I have had some mild success with "do not talk to me about food except at mealtimes" in conjunction with "canonical mealtime is between 6 and 8 PM, and absolutely nothing past 10 PM".
What I really need now is an AR ad-blocker--like Joo-Janta context-sensitive sunglasses--that will detect food-related advertisements and displays in the real world and blot them out with black rectangles and/or white noise.
Being hungry stimulates appetite, but so too does just thinking about food. And after priming my awareness of it, nearly everyone around me does something or other to make me think about food, and quite a lot are doing it intentionally, to get at my money. (Even just reading this thread is sort of screwing me up for the rest of the day.) I get the sense that Pavlov's dogs might get fat if someone followed them around all the time, continually ringing that bell.
Even my office has that stupid kitchenette right outside the door, with people frequently in there messing with the coffee and fridge and microwave. So then I close my door and blot out the world, and I can easily ride out hours 11 through 20 of fasting. Unless someone sends "donuts in the lab" over e-mail, or "Food Truck X is in the parking lot until 12:00". Aargh.
So now I'm sitting here with one part of my brain telling itself, "No, you are not really hungry. That's the spoiled punk asshole part of your brain trying to get you to eat by injecting obsessive thoughts about food." Any little thing can set that douchebag off, and then it's a fight for the entire rest of the day. When out alone in the wild, or isolated in a sealed box, no one cares whether you eat or starve, so that "go eat something" lobe never gets triggered externally. But the instant you're back, there's that 20-foot-tall Big Mac on a billboard telling you what exit to take. Even if you don't get off and buy one, it wakes up the appetite jerk, who starts offering unhelpful alternative suggestions. And it only shuts up after continuously whining for many hours, or when sleeping.

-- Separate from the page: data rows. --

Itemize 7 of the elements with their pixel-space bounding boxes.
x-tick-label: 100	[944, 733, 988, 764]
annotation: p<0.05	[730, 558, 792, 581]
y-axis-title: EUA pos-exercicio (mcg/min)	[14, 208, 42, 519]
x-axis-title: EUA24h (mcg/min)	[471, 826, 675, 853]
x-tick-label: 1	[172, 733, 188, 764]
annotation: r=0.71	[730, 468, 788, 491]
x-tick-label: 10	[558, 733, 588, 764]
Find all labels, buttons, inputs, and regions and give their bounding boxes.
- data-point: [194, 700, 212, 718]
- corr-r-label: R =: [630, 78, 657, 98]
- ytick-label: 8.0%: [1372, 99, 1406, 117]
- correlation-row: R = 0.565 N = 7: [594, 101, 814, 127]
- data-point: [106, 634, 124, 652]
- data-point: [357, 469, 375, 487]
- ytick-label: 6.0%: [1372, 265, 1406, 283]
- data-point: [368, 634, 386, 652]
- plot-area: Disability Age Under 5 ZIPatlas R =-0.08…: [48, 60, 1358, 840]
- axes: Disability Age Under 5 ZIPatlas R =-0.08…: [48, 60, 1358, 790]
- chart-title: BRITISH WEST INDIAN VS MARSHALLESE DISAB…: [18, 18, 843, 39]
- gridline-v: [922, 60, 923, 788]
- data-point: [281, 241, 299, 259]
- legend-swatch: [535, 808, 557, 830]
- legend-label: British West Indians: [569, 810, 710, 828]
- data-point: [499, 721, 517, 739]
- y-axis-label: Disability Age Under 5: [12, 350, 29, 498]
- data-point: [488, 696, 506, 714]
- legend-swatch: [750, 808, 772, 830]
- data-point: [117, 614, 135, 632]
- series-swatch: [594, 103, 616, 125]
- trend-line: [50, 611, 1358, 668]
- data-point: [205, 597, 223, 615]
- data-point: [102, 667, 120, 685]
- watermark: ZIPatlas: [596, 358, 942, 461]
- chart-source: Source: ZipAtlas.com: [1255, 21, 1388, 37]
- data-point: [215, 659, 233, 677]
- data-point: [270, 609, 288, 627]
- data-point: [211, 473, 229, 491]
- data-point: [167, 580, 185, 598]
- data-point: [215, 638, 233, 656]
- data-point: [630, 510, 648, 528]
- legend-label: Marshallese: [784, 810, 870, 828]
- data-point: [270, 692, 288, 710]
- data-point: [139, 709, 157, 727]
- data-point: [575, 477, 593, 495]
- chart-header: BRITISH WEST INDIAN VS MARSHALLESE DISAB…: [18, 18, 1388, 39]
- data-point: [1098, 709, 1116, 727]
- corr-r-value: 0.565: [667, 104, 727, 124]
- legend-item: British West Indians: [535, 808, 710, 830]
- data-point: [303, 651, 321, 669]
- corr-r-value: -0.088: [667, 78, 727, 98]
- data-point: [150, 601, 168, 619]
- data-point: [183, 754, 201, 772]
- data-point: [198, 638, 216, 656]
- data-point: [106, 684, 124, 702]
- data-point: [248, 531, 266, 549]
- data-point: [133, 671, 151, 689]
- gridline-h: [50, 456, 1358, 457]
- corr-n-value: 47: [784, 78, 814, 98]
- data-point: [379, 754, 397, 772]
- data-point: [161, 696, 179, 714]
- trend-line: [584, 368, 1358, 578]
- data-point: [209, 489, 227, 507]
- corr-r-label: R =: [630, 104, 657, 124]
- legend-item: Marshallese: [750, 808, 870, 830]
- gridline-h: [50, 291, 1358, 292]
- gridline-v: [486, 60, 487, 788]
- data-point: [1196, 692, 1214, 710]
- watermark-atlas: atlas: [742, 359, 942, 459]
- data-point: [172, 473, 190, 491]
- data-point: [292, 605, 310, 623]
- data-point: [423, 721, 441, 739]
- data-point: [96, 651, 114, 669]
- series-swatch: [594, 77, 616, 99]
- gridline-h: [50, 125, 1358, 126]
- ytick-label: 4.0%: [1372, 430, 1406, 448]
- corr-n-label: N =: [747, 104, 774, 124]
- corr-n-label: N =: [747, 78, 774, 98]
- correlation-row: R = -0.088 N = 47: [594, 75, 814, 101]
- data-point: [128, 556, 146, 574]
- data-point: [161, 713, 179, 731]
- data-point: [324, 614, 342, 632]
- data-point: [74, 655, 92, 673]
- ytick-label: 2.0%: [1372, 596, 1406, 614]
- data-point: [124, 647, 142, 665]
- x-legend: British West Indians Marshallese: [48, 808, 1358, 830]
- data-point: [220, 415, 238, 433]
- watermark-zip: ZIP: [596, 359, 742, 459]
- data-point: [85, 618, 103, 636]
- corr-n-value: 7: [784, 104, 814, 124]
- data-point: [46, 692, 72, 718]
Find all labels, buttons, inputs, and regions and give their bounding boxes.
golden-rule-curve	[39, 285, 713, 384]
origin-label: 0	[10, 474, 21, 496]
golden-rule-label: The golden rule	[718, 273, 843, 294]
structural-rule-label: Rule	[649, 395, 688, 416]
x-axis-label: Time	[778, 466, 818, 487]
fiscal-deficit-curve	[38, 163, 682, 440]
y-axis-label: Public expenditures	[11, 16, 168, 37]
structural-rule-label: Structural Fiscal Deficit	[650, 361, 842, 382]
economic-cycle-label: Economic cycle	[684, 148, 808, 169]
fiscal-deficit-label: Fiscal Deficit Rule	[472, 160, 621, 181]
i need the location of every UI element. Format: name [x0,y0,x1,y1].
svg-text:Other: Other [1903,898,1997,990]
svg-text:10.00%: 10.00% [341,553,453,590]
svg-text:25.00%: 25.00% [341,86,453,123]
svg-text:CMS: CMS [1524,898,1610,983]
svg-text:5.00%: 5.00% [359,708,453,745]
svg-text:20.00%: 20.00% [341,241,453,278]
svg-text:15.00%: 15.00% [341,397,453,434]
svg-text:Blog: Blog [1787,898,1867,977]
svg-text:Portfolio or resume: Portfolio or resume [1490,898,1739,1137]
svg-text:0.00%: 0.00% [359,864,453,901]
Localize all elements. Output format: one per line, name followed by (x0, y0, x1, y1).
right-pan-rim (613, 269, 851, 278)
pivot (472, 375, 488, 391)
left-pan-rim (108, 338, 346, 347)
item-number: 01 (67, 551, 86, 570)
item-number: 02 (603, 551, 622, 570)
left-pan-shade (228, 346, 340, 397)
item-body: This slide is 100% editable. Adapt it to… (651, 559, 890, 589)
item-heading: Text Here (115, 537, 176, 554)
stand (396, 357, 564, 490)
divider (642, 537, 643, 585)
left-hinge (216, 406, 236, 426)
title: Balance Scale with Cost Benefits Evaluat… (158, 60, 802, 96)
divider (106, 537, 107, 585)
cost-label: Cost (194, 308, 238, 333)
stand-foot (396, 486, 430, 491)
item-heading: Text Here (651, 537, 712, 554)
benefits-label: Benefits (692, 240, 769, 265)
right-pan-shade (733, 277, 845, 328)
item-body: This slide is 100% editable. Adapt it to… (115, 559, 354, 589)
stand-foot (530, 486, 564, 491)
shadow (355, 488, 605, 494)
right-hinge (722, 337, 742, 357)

It's probably not the study he was thinking of, as this one is from the '30s, not the '50s, but search for the work of Clara M. Davis. Here's an article about it [1]. She did an experiment involving letting babies largely choose their diet.
Every time I see some rant or new study on "processed" foods I really ask what it means for food to be "processed". There's a huge difference between a cooked slab of meat and a meal in a frozen box, but both are "processed".
I'm not really sure why quesadillas or muffins are "ultra processed".... what gives them an "ultra processed" nature? If you took a pile of steak chunks and a pile of cheese that would be way better than combining it with a tortilla? I have to doubt that.
If what you're saying is true the examples are very misleading; it really applies more to artificial flavors and things that change the texture of food and so on than it applies to specific food types.
I sometimes get cravings for salt, or milk, or OJ, which I indulge on the basis you've stated. It isn't clear I could fool my body with the wrong thing though.
My milk cravings for example, I don't know what nutrients my bodies after, but my body does, and presumably my body will know when it's got it, so the fact that I've recently drunk some white liquid shouldn't matter.
I assume that as I don't consciously know what my body is after, my body also isn't influenced by what my conscious thinks its consuming.
If you leave kids to eat whatever they want with an abundance of food, they will create a perfectly balanced, healthy diet. They did a study of this in the 1950s and the kids who had certain vitamin deficiencies would naturally even go for the fish oil they needed to supplement their levels back up.
Take something as simple as bacon flavored potato chips: you eat them, and your body thinks it's getting the protein it needs, but it's not, it's getting something that mimics protein. But your body's kind of dumb, so it wants more chips, because they should have protein in them!
Almost every obese person out there is someone who's had their natural feedback loop completely destroyed by learned behavior. They don't feel "full" the way people without eating issues do.